While Abby was excited to see her friends, entering her last year of elementary school felt bittersweet.
“It’s sort of sad to be leaving the school I’ve been going to for 10 years but I’m also excited to have new experiences in high school,” she said.
Fellow student Tanner Little is also entering Grade 8 and is excited for his last year before attending high school next year.
“I’m excited to go to high school afterwards, new experiences and new responsibilities,” Tanner said.
But for now, he was excited to see his friends again on Wednesday.
“Since I live far away, I don’t get to see them throughout the summer,” he said, adding he’s excited to see what new things he can learn this year.
Lakehead Public Schools’ director of education Ian MacRae said he’s optimistic for the school year and the board is especially excited for its new technology initiatives.
“I think students will really appreciate the technology infusion we’re experiencing and will over the next couple of years. We’re right on the cutting edge of that,” he said.
The public board has also had renovations completed over the summer to make room for full-time kindergarten classes.

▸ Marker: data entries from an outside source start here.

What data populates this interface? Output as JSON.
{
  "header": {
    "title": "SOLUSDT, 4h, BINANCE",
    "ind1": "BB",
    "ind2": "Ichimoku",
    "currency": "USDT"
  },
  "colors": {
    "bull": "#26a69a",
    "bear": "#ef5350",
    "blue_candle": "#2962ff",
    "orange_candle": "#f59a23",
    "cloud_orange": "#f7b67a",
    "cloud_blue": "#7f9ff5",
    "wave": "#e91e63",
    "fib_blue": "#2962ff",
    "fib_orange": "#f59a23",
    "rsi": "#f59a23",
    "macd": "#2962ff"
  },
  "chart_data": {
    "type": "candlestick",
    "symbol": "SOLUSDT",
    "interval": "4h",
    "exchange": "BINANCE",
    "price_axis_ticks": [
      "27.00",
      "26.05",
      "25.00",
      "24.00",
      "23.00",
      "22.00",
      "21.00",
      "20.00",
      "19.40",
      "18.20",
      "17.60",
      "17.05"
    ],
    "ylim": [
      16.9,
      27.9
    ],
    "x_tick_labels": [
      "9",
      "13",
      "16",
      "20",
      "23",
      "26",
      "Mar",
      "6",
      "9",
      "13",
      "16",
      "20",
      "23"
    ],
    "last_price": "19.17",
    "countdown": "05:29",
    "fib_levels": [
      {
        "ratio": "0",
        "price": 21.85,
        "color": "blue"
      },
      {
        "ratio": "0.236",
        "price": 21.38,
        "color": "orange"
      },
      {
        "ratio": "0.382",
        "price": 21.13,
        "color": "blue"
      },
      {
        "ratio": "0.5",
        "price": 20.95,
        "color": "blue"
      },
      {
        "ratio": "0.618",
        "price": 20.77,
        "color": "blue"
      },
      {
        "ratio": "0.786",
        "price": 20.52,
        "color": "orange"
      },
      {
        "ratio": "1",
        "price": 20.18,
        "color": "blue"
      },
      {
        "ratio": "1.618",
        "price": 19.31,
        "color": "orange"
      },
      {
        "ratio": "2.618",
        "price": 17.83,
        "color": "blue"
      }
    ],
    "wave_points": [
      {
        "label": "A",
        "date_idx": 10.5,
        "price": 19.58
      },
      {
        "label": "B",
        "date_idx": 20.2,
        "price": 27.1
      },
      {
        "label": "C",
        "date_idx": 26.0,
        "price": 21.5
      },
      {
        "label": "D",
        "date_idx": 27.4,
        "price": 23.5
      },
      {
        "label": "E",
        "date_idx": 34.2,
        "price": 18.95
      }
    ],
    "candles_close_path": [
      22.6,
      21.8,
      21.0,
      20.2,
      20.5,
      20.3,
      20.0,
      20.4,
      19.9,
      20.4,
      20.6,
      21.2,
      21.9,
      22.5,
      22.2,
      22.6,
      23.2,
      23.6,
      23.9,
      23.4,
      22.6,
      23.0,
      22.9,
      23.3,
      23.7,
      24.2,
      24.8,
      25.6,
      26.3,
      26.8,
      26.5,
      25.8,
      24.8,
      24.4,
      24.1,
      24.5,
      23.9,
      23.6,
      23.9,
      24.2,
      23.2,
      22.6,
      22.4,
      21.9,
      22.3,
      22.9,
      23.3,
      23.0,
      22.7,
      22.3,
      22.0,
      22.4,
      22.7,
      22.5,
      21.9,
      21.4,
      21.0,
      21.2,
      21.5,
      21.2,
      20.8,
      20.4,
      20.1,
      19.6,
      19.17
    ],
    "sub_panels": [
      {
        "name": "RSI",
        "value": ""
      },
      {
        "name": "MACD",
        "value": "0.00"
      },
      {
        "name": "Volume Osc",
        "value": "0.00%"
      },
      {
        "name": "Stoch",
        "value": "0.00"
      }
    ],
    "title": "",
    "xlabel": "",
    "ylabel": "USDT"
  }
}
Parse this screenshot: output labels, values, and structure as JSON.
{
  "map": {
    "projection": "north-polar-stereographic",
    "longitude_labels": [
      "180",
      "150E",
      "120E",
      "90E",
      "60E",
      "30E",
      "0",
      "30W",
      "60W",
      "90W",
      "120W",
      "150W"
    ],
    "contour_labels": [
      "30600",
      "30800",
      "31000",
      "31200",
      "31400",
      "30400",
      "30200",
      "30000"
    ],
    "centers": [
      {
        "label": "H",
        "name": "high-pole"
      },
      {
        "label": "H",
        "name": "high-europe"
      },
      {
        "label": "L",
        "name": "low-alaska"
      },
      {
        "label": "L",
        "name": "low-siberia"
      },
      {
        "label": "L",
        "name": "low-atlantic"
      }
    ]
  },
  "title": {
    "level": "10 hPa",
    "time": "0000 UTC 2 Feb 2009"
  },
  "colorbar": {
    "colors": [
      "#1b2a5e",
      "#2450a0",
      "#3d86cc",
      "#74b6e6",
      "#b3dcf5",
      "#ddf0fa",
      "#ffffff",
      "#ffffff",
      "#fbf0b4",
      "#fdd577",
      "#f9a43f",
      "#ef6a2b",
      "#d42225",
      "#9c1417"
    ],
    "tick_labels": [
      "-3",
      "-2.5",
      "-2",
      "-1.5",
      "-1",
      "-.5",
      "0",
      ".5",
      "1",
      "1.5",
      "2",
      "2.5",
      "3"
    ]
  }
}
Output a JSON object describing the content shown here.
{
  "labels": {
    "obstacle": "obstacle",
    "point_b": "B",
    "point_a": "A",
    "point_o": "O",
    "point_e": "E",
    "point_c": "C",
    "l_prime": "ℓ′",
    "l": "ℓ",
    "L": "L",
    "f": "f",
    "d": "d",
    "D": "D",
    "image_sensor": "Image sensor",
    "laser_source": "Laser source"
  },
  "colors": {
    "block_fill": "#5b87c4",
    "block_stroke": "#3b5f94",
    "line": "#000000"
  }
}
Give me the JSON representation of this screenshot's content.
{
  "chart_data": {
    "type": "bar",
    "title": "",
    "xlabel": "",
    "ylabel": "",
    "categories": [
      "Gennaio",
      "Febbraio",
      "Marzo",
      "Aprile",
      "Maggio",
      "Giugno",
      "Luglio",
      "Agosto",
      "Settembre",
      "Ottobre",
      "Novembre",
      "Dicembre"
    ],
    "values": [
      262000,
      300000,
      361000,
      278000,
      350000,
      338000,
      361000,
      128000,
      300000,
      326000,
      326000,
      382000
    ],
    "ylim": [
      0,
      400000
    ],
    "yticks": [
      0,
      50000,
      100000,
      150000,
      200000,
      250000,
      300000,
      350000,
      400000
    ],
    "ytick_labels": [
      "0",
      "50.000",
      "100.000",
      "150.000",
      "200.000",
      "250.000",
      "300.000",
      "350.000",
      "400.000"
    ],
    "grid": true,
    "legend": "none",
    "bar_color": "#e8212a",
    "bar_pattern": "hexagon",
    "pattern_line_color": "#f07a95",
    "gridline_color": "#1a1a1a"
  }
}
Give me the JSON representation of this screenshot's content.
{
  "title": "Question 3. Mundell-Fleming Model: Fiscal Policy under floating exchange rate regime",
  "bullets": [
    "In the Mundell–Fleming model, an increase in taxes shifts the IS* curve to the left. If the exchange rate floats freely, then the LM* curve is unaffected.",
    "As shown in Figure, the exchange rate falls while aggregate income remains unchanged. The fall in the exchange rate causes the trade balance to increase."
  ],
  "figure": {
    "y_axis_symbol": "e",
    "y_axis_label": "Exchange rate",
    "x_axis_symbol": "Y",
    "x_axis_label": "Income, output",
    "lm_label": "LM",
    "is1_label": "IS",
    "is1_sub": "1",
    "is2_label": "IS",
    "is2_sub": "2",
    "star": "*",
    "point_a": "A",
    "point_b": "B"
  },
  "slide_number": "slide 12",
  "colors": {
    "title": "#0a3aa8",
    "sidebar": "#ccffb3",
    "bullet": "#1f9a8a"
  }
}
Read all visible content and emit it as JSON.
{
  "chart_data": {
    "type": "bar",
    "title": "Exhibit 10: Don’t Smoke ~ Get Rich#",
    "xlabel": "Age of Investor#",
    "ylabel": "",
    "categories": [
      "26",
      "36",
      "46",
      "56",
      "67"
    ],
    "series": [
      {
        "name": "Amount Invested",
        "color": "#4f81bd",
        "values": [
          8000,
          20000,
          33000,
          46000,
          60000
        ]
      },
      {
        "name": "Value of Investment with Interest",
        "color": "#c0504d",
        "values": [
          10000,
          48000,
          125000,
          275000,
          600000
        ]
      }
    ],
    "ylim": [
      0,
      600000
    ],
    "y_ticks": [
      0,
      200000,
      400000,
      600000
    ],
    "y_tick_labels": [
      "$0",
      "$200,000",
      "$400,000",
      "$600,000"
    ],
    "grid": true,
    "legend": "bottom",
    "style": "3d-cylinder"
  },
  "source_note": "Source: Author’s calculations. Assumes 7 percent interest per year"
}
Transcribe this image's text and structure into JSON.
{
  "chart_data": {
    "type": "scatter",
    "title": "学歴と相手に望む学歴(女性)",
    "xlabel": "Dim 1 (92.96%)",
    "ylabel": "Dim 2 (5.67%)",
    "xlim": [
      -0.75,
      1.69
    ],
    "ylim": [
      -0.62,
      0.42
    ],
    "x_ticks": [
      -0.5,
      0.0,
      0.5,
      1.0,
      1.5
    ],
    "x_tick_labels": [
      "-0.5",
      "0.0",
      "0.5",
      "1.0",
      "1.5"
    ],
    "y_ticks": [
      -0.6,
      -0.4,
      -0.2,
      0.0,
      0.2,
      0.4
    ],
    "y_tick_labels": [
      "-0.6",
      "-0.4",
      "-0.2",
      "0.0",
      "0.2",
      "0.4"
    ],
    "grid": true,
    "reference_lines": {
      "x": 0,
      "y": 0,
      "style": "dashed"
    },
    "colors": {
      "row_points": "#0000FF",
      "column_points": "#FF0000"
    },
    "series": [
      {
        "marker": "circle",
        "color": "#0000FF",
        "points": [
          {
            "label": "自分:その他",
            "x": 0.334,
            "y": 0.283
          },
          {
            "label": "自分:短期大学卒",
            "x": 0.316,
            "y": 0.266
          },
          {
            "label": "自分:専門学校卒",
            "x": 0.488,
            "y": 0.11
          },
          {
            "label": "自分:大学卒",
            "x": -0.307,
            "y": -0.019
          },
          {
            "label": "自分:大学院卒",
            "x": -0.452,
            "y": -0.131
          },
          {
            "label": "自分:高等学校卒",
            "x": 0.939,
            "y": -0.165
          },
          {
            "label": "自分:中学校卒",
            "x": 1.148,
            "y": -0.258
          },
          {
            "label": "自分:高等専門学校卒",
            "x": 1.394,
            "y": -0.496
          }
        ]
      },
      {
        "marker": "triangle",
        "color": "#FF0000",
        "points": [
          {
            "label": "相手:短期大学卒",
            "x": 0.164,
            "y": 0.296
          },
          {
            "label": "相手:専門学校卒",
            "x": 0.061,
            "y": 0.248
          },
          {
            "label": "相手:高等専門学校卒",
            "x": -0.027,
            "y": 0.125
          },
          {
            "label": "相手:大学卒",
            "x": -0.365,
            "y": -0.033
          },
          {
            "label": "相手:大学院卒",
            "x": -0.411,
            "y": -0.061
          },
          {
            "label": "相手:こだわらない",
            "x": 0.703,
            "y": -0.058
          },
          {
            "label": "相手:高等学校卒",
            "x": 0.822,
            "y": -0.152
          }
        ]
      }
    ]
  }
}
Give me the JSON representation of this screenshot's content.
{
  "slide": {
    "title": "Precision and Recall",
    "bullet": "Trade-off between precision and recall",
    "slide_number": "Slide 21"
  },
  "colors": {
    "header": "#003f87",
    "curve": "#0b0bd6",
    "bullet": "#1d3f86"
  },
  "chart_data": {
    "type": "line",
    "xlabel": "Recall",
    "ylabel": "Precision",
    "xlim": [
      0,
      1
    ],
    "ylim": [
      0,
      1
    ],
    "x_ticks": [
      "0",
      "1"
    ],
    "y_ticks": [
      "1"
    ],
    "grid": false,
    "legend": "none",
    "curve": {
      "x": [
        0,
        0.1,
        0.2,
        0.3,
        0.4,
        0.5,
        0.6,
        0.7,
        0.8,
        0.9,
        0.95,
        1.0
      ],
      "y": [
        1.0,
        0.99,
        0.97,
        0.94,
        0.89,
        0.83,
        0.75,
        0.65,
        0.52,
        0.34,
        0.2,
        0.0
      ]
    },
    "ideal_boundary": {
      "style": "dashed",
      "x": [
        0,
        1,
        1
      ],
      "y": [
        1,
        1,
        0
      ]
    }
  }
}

There have also been infrastructure improvements to some of the board’s schools including boilers, heating systems and ductwork.
Enrollment numbers are slightly down this year compared to last, but MacRae said they have seen a jump in registration over the last week.
The Thunder Bay Catholic District School Board has also seen a slight increase in registration over the last week and director of education Pino Tassone said they’ll have concrete numbers next week, but he’s optimistic the numbers will be up.
Tassone said the reason for the increase could be due to a number of factors including the board’s education quality and accountability office standardized test results.
“We also have that infusion of technology, especially in our high schools and just broaden that commitment into our elementary schools,” he said.
While there is a large focus on technology in the city’s Catholic schools, Tassone said their top priority is student well-being.
“We believe that in order for students to be successful academically, they have to feel good about themselves; they have to feel good about coming to school, so we ensure relationships are built there, we care for them, we make them feel welcome, make sure they’re well-nourished when they come to school to be first and foremost a second home for them,” Tassone said.